Rabu, 14 Oktober 2009

SAIMAH: DIDEPORTASI AKIBAT KETELEDORAN PJTKI

Saimah, perempuan yang lahir di Wonosobo, 29 Desember 1975 ini mempunyai tiga orang anak. Anak Saimah berumur 19 bulan, 10 tahun dan 13 tahun. Suami Saimah adalah buruh tani. Saimah pernah bekerja di Singapura selama 1 tahun. Saimah waktu itu berangkat ke Singapura tanggal 9 April 2003 – 31 Agustus 2004. Oleh sponsor (calo yang terdiri dari dua orang, yaitu petugas lapangan dan tetangga Saimah sendiri), Saimah ditawari kerja kembali ke Singapura. Saimah masih bingung karena pada pekerjaan yang dulu di Singapura, Saimah tidak menyelesaikan kontrak selama dua tahun.

Pada waktu itu, masalahnya bukan pada Saimah. Majikan Saimah kehilangan pekerjaan sehingga tidak bisa membayar Saimah. Saimah lalu ditawari oleh majikannya tersebut dua pilihan, yaitu: kembali ke Indonesia atau ke agen di Singapura. Kalau balik ke agen, Saimah masih jadi tanggungan majikannya selama seminggu tapi kalau balik ke Indonesia Saimah harus membayar pesawat sendiri. Saimah memilih pulang ke Indonesia karena suami menyuruhnya pulang.

Pada awal bulan September 2009 Saimah setuju untuk bekerja di Singapura. Saimah datang ke Training Center di Kebumen pada tanggal 3 September. Karena masalah kontrak lama Saimah di Singapura yang belum terselesaikan tersebut, agen Kebumen memastikan ke agen Singapura bahwa paspor Saimah tidak bermaslah. Ternyata paspor Saimah memang tidak bermasalah. Kemudian agen Kebumen berani membuatkan paspor baru untuk Saimah.

Pada tanggal 9 September 2009 Saimah membuat paspor di Solo. Ketika membuat paspor di Solo, petugas imigrasi Solo menyuruh Saimah berbohong dengan mengaku bahwa Saimah belum pernah membuat paspor. Petugas imigrasi Solo beralasan jikalau Saimah berkata sudah pernah membuat paspor, maka Saimah akan di denda 200 ribu rupiah. Oleh petugas imigrasi Solo Saimah juga disuruh berbohong untuk berkata tidak pernah bekerja di Singapura sebelumnya.
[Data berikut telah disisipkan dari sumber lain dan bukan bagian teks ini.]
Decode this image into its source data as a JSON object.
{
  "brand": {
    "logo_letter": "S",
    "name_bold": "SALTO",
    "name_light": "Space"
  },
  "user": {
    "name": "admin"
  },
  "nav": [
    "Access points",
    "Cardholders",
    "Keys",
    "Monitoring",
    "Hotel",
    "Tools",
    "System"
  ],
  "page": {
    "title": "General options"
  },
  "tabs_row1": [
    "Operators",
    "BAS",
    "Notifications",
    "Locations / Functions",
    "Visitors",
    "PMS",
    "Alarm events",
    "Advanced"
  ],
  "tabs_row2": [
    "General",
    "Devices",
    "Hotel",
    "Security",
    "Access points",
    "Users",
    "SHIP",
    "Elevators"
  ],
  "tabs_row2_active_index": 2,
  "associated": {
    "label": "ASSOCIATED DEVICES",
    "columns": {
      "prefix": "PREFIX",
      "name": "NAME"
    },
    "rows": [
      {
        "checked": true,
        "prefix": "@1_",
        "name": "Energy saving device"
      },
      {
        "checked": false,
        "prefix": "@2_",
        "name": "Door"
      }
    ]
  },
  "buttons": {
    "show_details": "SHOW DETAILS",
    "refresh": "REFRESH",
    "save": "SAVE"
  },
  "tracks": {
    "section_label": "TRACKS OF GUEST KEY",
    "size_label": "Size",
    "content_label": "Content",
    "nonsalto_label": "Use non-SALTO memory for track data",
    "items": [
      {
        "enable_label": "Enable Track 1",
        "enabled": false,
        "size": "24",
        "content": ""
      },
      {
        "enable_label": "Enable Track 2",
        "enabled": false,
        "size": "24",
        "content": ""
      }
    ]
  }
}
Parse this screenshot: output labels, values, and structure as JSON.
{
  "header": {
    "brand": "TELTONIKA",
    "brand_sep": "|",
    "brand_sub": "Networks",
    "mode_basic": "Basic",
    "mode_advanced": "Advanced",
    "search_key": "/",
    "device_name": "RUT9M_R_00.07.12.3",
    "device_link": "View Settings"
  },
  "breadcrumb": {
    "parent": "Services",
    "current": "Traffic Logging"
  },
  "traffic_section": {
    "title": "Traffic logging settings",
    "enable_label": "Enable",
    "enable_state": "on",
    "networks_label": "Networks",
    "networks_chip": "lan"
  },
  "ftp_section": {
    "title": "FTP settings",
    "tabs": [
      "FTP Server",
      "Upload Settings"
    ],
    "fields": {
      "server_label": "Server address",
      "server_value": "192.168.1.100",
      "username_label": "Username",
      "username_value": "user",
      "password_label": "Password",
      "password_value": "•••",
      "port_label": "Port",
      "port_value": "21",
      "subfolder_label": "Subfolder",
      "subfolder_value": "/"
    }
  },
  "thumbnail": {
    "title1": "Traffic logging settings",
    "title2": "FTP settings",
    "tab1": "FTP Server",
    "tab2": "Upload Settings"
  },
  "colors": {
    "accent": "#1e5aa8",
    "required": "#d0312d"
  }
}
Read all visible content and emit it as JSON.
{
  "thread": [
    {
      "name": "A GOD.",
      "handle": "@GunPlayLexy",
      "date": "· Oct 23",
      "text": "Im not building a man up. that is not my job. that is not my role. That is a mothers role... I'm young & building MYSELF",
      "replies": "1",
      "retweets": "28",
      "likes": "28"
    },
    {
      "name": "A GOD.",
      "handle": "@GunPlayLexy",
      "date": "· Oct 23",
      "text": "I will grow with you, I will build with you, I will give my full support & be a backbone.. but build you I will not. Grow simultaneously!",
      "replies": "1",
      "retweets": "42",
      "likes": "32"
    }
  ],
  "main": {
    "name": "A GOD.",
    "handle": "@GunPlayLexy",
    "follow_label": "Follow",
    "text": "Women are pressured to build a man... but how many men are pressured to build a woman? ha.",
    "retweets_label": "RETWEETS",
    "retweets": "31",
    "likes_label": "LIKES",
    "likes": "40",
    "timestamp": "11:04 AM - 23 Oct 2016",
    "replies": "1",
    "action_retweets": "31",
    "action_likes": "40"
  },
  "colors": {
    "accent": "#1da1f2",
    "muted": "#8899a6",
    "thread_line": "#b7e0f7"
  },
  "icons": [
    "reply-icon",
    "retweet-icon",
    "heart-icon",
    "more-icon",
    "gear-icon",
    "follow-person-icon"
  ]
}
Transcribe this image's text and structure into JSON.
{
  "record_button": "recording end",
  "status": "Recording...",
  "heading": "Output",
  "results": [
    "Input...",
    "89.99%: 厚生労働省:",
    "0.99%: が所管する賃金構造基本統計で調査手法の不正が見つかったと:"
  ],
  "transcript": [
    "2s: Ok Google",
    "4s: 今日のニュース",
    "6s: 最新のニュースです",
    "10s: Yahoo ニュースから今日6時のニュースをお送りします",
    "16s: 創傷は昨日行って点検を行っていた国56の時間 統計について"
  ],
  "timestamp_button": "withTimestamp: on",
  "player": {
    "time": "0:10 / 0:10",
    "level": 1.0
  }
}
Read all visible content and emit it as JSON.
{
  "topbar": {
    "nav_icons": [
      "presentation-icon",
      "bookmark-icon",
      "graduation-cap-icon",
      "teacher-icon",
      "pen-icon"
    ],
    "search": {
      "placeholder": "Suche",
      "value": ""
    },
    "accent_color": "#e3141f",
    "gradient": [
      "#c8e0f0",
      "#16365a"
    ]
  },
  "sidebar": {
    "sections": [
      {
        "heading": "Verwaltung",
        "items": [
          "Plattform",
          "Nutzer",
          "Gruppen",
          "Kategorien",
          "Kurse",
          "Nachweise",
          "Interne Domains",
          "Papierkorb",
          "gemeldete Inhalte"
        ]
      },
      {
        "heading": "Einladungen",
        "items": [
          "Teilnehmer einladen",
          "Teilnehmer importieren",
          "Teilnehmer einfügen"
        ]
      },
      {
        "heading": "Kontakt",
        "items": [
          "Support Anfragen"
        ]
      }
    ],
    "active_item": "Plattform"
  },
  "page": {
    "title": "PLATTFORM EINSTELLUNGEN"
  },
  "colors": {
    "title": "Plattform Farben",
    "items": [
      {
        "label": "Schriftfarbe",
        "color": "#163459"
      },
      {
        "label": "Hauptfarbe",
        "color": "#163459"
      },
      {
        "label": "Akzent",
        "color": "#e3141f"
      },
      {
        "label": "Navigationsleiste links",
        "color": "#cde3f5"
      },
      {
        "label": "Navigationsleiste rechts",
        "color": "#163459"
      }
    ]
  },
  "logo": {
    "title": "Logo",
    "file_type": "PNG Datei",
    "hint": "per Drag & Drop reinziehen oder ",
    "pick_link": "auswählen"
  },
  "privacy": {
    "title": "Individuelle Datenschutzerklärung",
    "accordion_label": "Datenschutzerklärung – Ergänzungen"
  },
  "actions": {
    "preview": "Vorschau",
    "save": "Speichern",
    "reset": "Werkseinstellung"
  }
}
Saimah tak tahu alasan si petugas imigrasi menyuruhnya berkata demikian, namun Saimah menurut saja.

Tanggal 16 september 2009, anak-anak yang akan menjadi TKW di penampungan diijinkan pulang/diliburkan sampai tanggal 28 Sepetember 2009. Sebelumnya mereka disuruh menandatangi perjanjian keharusan kembali ke penampungan sebelum tanggal 28 September 2009.

Pada hari Kamis tanggal 1 Oktober 2009 Saimah menjalani BLK di Semarang. Pada hari Jumat tanggal 2 Oktober 2009 Saimah test interview di kantor PT Kebumen di penampungan karena ada majikan dari Singapura mau ambil. Interview Saimah dilakukan lewat internet. Ada dua kandidat, yaitu Saimah dan Surati. Hari Sabtu tanggal 3 Oktober 2009 Saimah kembali menjalani test interview. Yang terpilih adalah Saimah karena Surati lebih pendek. Pada tanggal 6 Oktober Saimah calling visa dan memastikan akan berangkat ke Singapura tanggal 9 Oktober 2009. Pada tanggal 8 Oktober 2009 Saimah menjalani KTKLN di Semarang, dimana satu tempat dengan BLK.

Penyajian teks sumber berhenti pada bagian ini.